We have acted as special New Jersey counsel to C. R. Bard, Inc., a New Jersey corporation (the “Company”), in connection with a Registration Statement on Form S-8 (the “Registration Statement”) filed under the Securities Act of 1933, as amended (the “Act”), relating to the offer and sale by the Company of up to 2,850,000 shares of the Company’s common stock, par value $.25 per share (the “Shares”), of which 2,500,000 may be issued pursuant to the 2003 Long Term Incentive Plan of C. R. Bard, Inc. (as Amended and Restated) (the “2003 Plan”), 100,000 may be issued pursuant to the 2005 Directors’ Stock Award Plan of C. R. Bard, Inc. (as Amended and Restated) (the “2005 Plan”) and 250,000 may be issued pursuant to the 1998 Employee Stock Purchase Plan of C. R. Bard, Inc. (as Amended and Restated) (the “1998 Plan”).

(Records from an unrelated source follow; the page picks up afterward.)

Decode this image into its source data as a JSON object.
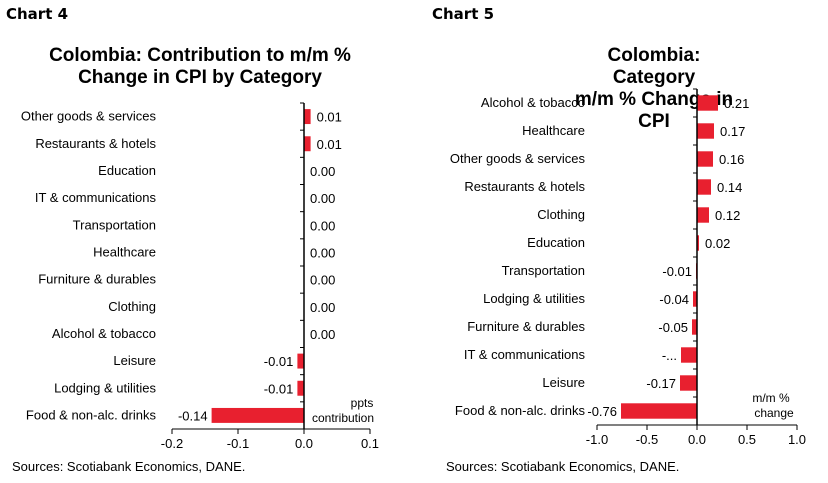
{
  "chart4": {
    "panel_label": "Chart 4",
    "title_line1": "Colombia: Contribution to m/m %",
    "title_line2": "Change in CPI by Category",
    "source": "Sources: Scotiabank Economics, DANE.",
    "unit_line1": "ppts",
    "unit_line2": "contribution"
  },
  "chart5": {
    "panel_label": "Chart 5",
    "title_line1": "Colombia: Category",
    "title_line2": "m/m % Change in CPI",
    "source": "Sources: Scotiabank Economics, DANE.",
    "unit_line1": "m/m %",
    "unit_line2": "change"
  },
  "chart_data": [
    {
      "type": "bar",
      "orientation": "horizontal",
      "title": "Colombia: Contribution to m/m % Change in CPI by Category",
      "categories": [
        "Other goods & services",
        "Restaurants & hotels",
        "Education",
        "IT & communications",
        "Transportation",
        "Healthcare",
        "Furniture & durables",
        "Clothing",
        "Alcohol & tobacco",
        "Leisure",
        "Lodging & utilities",
        "Food & non-alc. drinks"
      ],
      "values": [
        0.01,
        0.01,
        0.0,
        0.0,
        0.0,
        0.0,
        0.0,
        0.0,
        0.0,
        -0.01,
        -0.01,
        -0.14
      ],
      "value_labels": [
        "0.01",
        "0.01",
        "0.00",
        "0.00",
        "0.00",
        "0.00",
        "0.00",
        "0.00",
        "0.00",
        "-0.01",
        "-0.01",
        "-0.14"
      ],
      "xlabel": "ppts contribution",
      "xlim": [
        -0.2,
        0.1
      ],
      "xticks": [
        -0.2,
        -0.1,
        0.0,
        0.1
      ],
      "xtick_labels": [
        "-0.2",
        "-0.1",
        "0.0",
        "0.1"
      ],
      "bar_color": "#e8202f",
      "grid": false
    },
    {
      "type": "bar",
      "orientation": "horizontal",
      "title": "Colombia: Category m/m % Change in CPI",
      "categories": [
        "Alcohol & tobacco",
        "Healthcare",
        "Other goods & services",
        "Restaurants & hotels",
        "Clothing",
        "Education",
        "Transportation",
        "Lodging & utilities",
        "Furniture & durables",
        "IT & communications",
        "Leisure",
        "Food & non-alc. drinks"
      ],
      "values": [
        0.21,
        0.17,
        0.16,
        0.14,
        0.12,
        0.02,
        -0.01,
        -0.04,
        -0.05,
        -0.16,
        -0.17,
        -0.76
      ],
      "value_labels": [
        "0.21",
        "0.17",
        "0.16",
        "0.14",
        "0.12",
        "0.02",
        "-0.01",
        "-0.04",
        "-0.05",
        "-...",
        "-0.17",
        "-0.76"
      ],
      "xlabel": "m/m % change",
      "xlim": [
        -1.0,
        1.0
      ],
      "xticks": [
        -1.0,
        -0.5,
        0.0,
        0.5,
        1.0
      ],
      "xtick_labels": [
        "-1.0",
        "-0.5",
        "0.0",
        "0.5",
        "1.0"
      ],
      "bar_color": "#e8202f",
      "grid": false
    }
  ]
}
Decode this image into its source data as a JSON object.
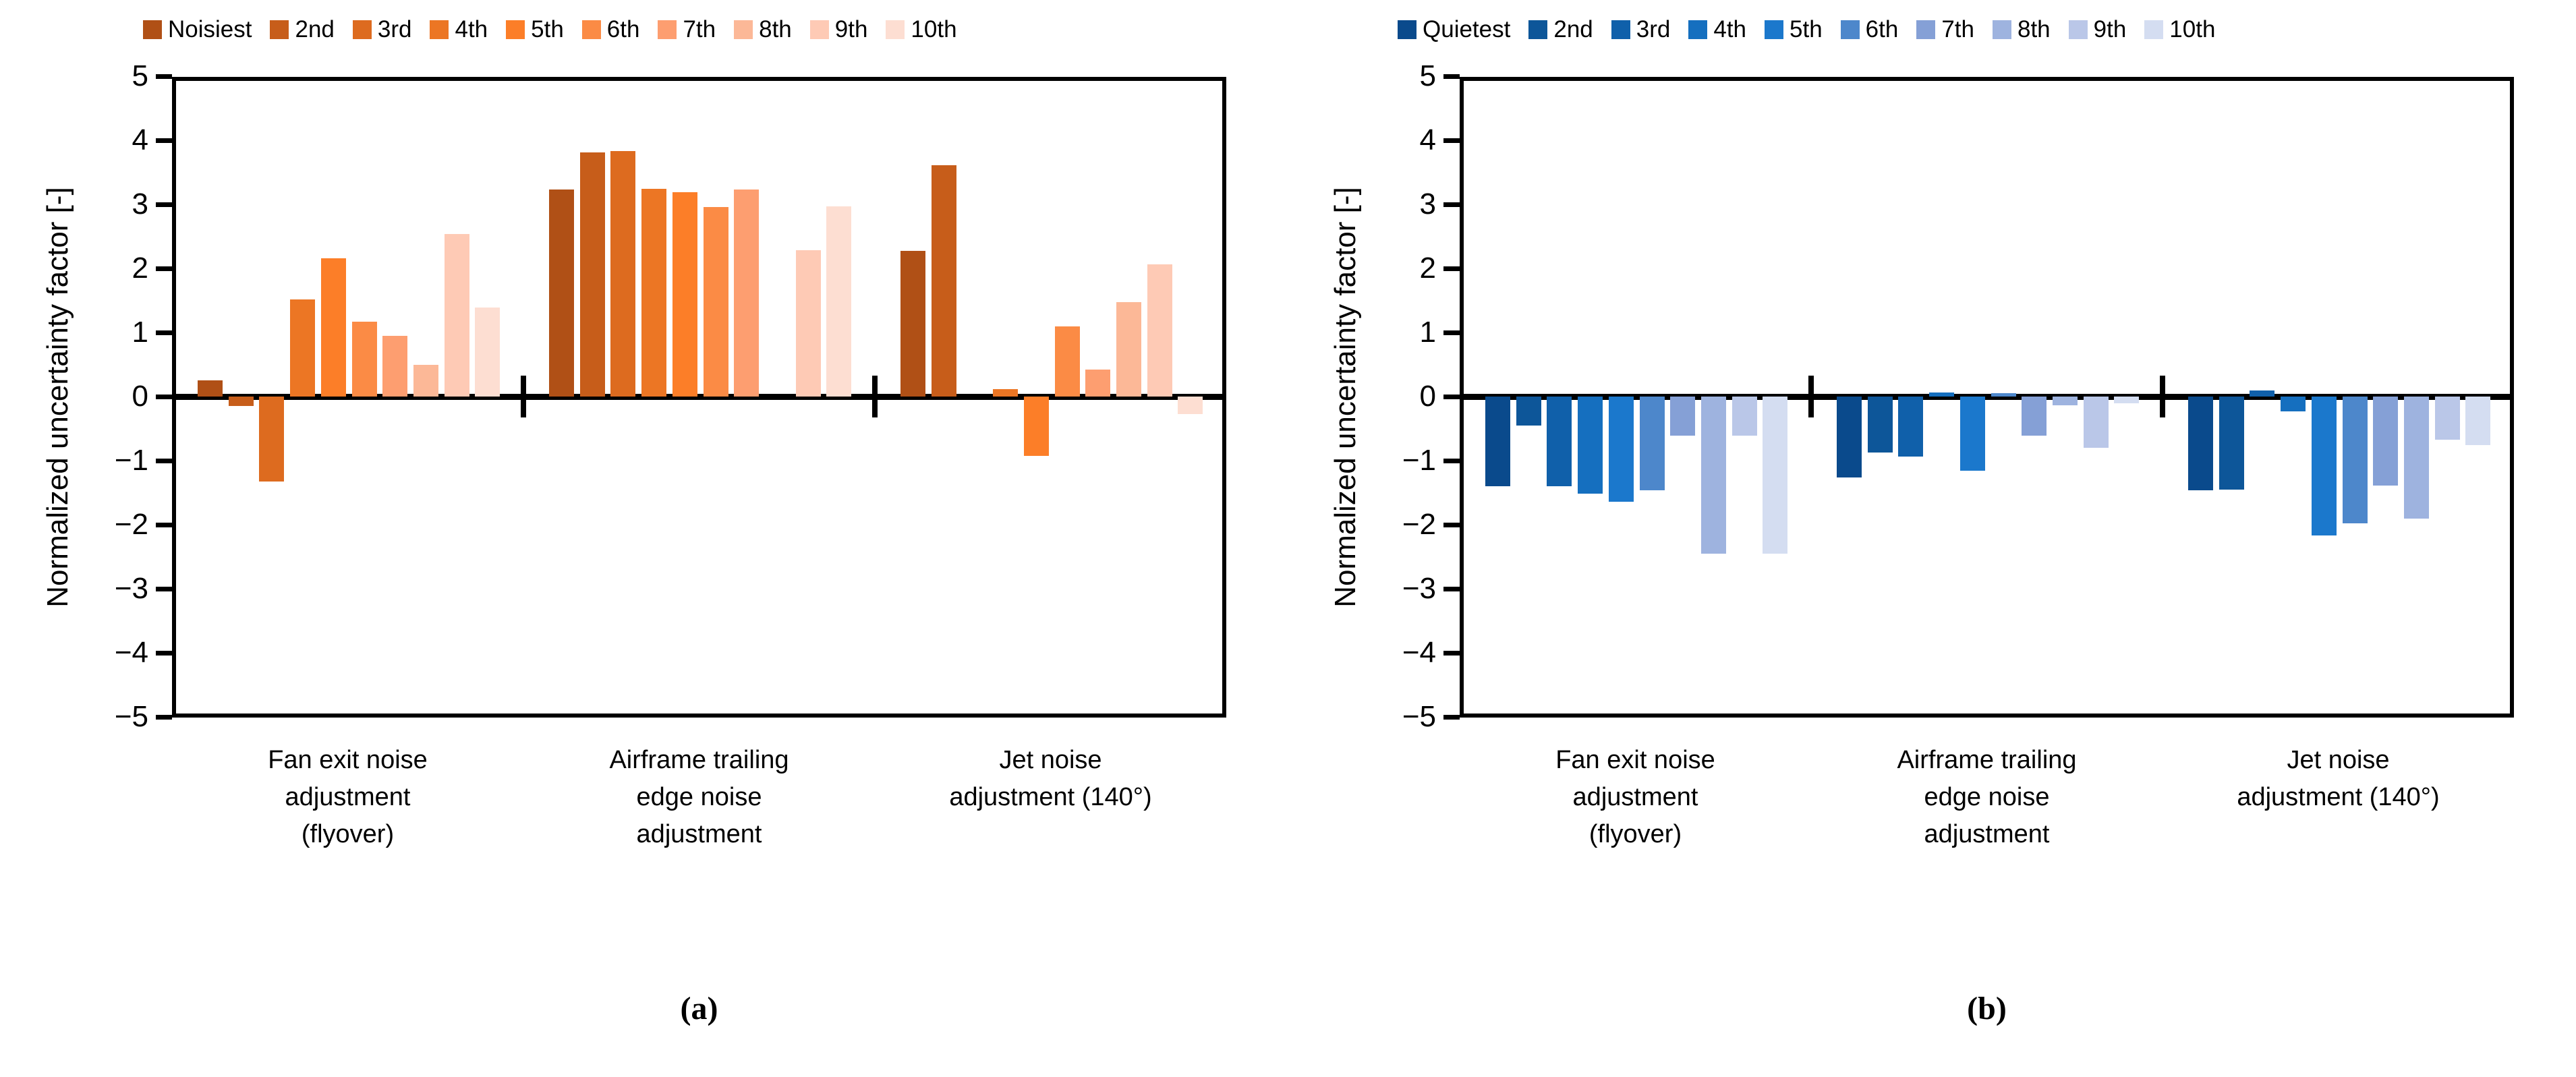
{
  "chart_data": [
    {
      "id": "a",
      "type": "bar",
      "caption": "(a)",
      "ylabel": "Normalized uncertainty factor [-]",
      "ylim": [
        -5,
        5
      ],
      "ytick_step": 1,
      "grid": "off",
      "legend_position": "top",
      "categories": [
        "Fan exit noise\nadjustment\n(flyover)",
        "Airframe trailing\nedge noise\nadjustment",
        "Jet noise\nadjustment (140°)"
      ],
      "series": [
        {
          "name": "Noisiest",
          "color": "#b05016",
          "values": [
            0.25,
            3.23,
            2.27
          ]
        },
        {
          "name": "2nd",
          "color": "#c75d1a",
          "values": [
            -0.15,
            3.81,
            3.61
          ]
        },
        {
          "name": "3rd",
          "color": "#dd6b1f",
          "values": [
            -1.33,
            3.83,
            0
          ]
        },
        {
          "name": "4th",
          "color": "#ec7624",
          "values": [
            1.52,
            3.24,
            0.12
          ]
        },
        {
          "name": "5th",
          "color": "#fc7e28",
          "values": [
            2.16,
            3.19,
            -0.93
          ]
        },
        {
          "name": "6th",
          "color": "#fb8b45",
          "values": [
            1.17,
            2.96,
            1.09
          ]
        },
        {
          "name": "7th",
          "color": "#fd9e70",
          "values": [
            0.95,
            3.23,
            0.42
          ]
        },
        {
          "name": "8th",
          "color": "#fcb897",
          "values": [
            0.5,
            0,
            1.47
          ]
        },
        {
          "name": "9th",
          "color": "#fecab5",
          "values": [
            2.54,
            2.28,
            2.06
          ]
        },
        {
          "name": "10th",
          "color": "#fdded2",
          "values": [
            1.39,
            2.97,
            -0.27
          ]
        }
      ]
    },
    {
      "id": "b",
      "type": "bar",
      "caption": "(b)",
      "ylabel": "Normalized uncertainty factor [-]",
      "ylim": [
        -5,
        5
      ],
      "ytick_step": 1,
      "grid": "off",
      "legend_position": "top",
      "categories": [
        "Fan exit noise\nadjustment\n(flyover)",
        "Airframe trailing\nedge noise\nadjustment",
        "Jet noise\nadjustment (140°)"
      ],
      "series": [
        {
          "name": "Quietest",
          "color": "#0a4a8c",
          "values": [
            -1.4,
            -1.26,
            -1.46
          ]
        },
        {
          "name": "2nd",
          "color": "#0d5699",
          "values": [
            -0.45,
            -0.87,
            -1.45
          ]
        },
        {
          "name": "3rd",
          "color": "#1060aa",
          "values": [
            -1.4,
            -0.94,
            0.09
          ]
        },
        {
          "name": "4th",
          "color": "#156fbf",
          "values": [
            -1.52,
            0.06,
            -0.23
          ]
        },
        {
          "name": "5th",
          "color": "#1b78cc",
          "values": [
            -1.64,
            -1.16,
            -2.17
          ]
        },
        {
          "name": "6th",
          "color": "#4d87cb",
          "values": [
            -1.46,
            0.05,
            -1.98
          ]
        },
        {
          "name": "7th",
          "color": "#85a0d6",
          "values": [
            -0.61,
            -0.61,
            -1.39
          ]
        },
        {
          "name": "8th",
          "color": "#9eb3df",
          "values": [
            -2.45,
            -0.14,
            -1.9
          ]
        },
        {
          "name": "9th",
          "color": "#bac7e8",
          "values": [
            -0.61,
            -0.8,
            -0.67
          ]
        },
        {
          "name": "10th",
          "color": "#d4ddf1",
          "values": [
            -2.45,
            -0.1,
            -0.76
          ]
        }
      ]
    }
  ]
}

For purposes of this opinion, we have examined originals or copies, certified or otherwise, identified to our satisfaction, of the Registration Statement, together with exhibits filed as a part thereof, and such other documents, records, certificates, including certificates of public officials, as we have deemed necessary or appropriate.

Based upon the foregoing, we are of the opinion that:

 

  1. The Company has been duly incorporated and is validly existing under the laws of the State of New Jersey.

 

  2. The Shares have been duly authorized and, when sold in the manner and for the consideration contemplated by the 2003 Plan, the 2005 Plan or the 1998 Plan, as applicable, and the Registration Statement, will be validly issued, fully paid and non-assessable.

We hereby consent to the filing of this opinion as an exhibit to the Registration Statement and to the use of our name therein. By giving the foregoing consent, we do not admit that we are persons whose consent is required under Section 7 of the Act.